Il est interdit de couper et de vendre son bois...


La forêt et la terre, signe extérieur de richesse intérieure


La forêt qu'on tente de protéger ...


Depuis 10 000 ans, la forêt Amazonienne a nourri et accueilli des populations indigènes. Un profond respect de la forêt anime les pratiques quotidiennes des indiens d'Amérique. Tout est fourni par la forêt: de la nourriture diversifiée (chasse, pêche, cueillette de fruits), des matériaux de construction et des remèdes. La forêt confère également à la terre toute sa fertilité: la matière organique qu'elle produit profite à la vie du sol et par conséquence à la production agricole. Avec une gestion durable et respectueuse, les populations ont pu optimiser les ressources forestières: agriculture traditionnelle et système agroforestier. Cependant, depuis la colonisation, la forêt a souffert de l'appétit des grands plans économiques et politiques et du secteur privé. Le dépouillement de l'Amazonie a causé la disparition des indigènes et de leur immense savoir sur les propriétés de la forêt.


Depuis 1934, le pays a pourtant mis en place un "Code forestier" pour préserver ressources naturelles issues de la forêt brésilienne. Ce code surgit suite aux conséquences négatives de l'exploration intensive de charbon dans la région de l'Amazonie, et a évolué au cours du temps, mettant en avant de plus en plus le rôle environnemental de la forêt.

En 2012, tout les propriétaires et les possesseurs de terre sont soumis à des règles qui les obligent à gérer durablement la forêt ou conserver les forêts natives, ces dernières classées en Aires de Préservation Permanente ou ARP, les Aires de Réserve Légale ou ARL et Aires d'Usage Restrictive ou AUR.
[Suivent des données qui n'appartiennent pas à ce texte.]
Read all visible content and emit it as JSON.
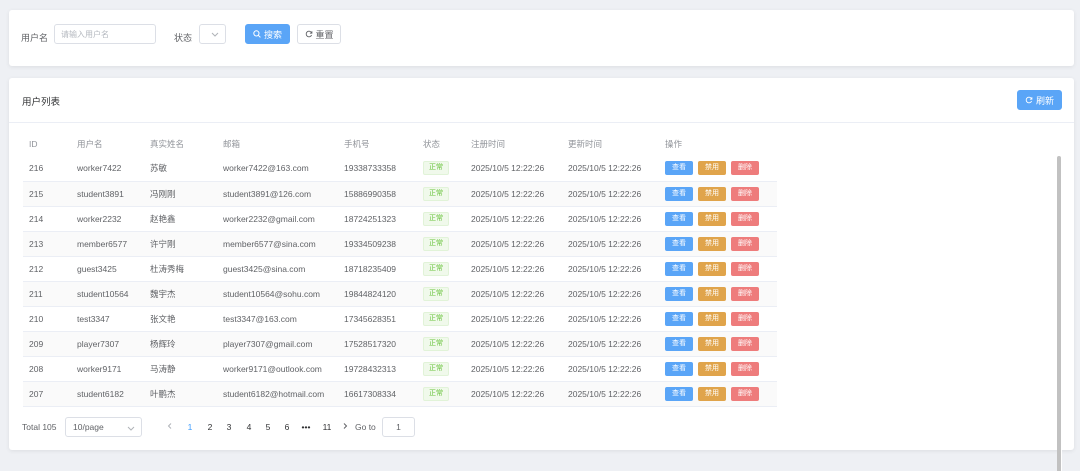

Selon la localisation géographique et l'écosystème donné, les stratégies pour récupérer les zones forestières sont différentes. L'APP est une zone protégée et donc couvertes par des espèces natives et exotiques où la priorité est la préservation des ressources, la protection du sol et le bien-être des populations. L'ARL, quant à elle, décrit les espaces couverts de végétation native et dont la fonction est d'assurer l'usage économique des ressources naturelles d'une manière durable et responsable.
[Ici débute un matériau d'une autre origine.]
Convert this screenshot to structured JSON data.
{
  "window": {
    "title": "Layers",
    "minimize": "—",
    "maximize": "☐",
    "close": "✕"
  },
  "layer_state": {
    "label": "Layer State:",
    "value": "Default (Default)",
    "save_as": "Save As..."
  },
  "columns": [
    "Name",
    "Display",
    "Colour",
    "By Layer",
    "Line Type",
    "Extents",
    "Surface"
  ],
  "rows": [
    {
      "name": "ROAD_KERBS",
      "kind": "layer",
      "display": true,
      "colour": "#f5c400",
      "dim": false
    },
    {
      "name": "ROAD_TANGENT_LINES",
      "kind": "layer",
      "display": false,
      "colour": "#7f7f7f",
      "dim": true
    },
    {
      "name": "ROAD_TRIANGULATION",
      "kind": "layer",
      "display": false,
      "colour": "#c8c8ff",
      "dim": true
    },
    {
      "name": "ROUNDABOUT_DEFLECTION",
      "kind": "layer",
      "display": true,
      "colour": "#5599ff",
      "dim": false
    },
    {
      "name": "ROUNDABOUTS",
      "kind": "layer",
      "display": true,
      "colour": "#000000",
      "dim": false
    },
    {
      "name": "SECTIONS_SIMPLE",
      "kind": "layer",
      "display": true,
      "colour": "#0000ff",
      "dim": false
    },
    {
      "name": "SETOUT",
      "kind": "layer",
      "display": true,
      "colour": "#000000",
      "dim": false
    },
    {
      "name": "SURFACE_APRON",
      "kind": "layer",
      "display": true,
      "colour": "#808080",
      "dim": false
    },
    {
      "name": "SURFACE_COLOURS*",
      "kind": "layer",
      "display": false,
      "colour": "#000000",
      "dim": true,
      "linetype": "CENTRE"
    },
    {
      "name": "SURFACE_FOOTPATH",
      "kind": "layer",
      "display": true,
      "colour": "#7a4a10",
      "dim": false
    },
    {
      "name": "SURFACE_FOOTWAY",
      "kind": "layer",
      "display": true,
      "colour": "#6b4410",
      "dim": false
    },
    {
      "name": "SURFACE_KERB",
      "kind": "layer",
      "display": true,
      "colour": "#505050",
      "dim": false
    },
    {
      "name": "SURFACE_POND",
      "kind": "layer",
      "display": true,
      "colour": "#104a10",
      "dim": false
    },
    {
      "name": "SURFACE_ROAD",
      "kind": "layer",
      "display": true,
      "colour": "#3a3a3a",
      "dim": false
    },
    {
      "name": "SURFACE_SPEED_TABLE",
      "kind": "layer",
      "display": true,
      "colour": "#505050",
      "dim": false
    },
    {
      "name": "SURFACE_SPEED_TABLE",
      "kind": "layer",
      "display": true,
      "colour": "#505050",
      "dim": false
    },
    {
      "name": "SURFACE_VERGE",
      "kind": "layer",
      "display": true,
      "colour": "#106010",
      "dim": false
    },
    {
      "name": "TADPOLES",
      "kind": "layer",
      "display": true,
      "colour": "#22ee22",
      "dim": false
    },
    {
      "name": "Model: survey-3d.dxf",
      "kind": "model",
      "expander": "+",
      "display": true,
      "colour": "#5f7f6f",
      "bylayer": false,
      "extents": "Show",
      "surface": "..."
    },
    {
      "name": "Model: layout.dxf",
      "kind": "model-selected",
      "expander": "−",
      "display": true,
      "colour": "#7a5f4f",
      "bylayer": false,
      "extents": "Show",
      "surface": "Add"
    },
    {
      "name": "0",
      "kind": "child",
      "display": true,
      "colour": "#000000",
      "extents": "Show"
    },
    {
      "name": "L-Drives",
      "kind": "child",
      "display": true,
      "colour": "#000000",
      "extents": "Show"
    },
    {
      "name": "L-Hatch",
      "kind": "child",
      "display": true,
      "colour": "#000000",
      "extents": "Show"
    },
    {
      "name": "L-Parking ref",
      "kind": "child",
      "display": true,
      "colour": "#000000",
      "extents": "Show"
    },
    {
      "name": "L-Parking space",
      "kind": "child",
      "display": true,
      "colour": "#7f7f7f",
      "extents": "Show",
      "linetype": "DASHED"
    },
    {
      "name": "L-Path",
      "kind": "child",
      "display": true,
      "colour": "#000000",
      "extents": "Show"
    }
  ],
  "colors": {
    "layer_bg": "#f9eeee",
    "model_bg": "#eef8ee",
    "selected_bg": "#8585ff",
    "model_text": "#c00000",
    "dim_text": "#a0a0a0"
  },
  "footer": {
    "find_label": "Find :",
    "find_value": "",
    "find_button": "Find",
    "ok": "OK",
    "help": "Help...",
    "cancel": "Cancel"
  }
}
Ce "Code Forestier" permet de conserver, pour une terre classée en ARL, un pourcentage de végétation ou forêt native, sur laquelle on ne peut pas déforester, ou sous certaines conditions. Sur le territoire couvert par la forêt Amazonienne, les petits agriculteurs, tout comme les grands propriétaires fonciers, doivent préserver 80% de forêt sur leur parcelle ou domaine. Dans d'autres régions, ce pourcentage est de 35 à 20%, car la forêt n'est pas autant représentée ou autant estimée.. Toute coupe de bois est interdite et normalement punie par la loi... {1}


L'une des stratégies de récupération forestière qui peut générer un revenu est l'établissement de systèmes agroforestiers. En effet, c'est un système productif qui s'appuie sur la succession forestière et l'association d'une grande diversité d'espèces pérennes et natives. L'optimisation de la diversité offerte par la forêt est un processus qui nécessite d'avoir une vision à long terme, chose que peu de brésiliens ont pour le moment...



Une lutte sociale qui se déguise en extrativisme ...


Le pillage de la forêt est inacceptable pour tous ceux qui en dépendent. Certaines communautés ou courageux se confrontent aux fazendeiros ou aux autorités locales pour clamer leurs droits et leurs contestations. Les réponses sont quelques fois très violentes. Malgré cela, le combat continue et s'intensifie.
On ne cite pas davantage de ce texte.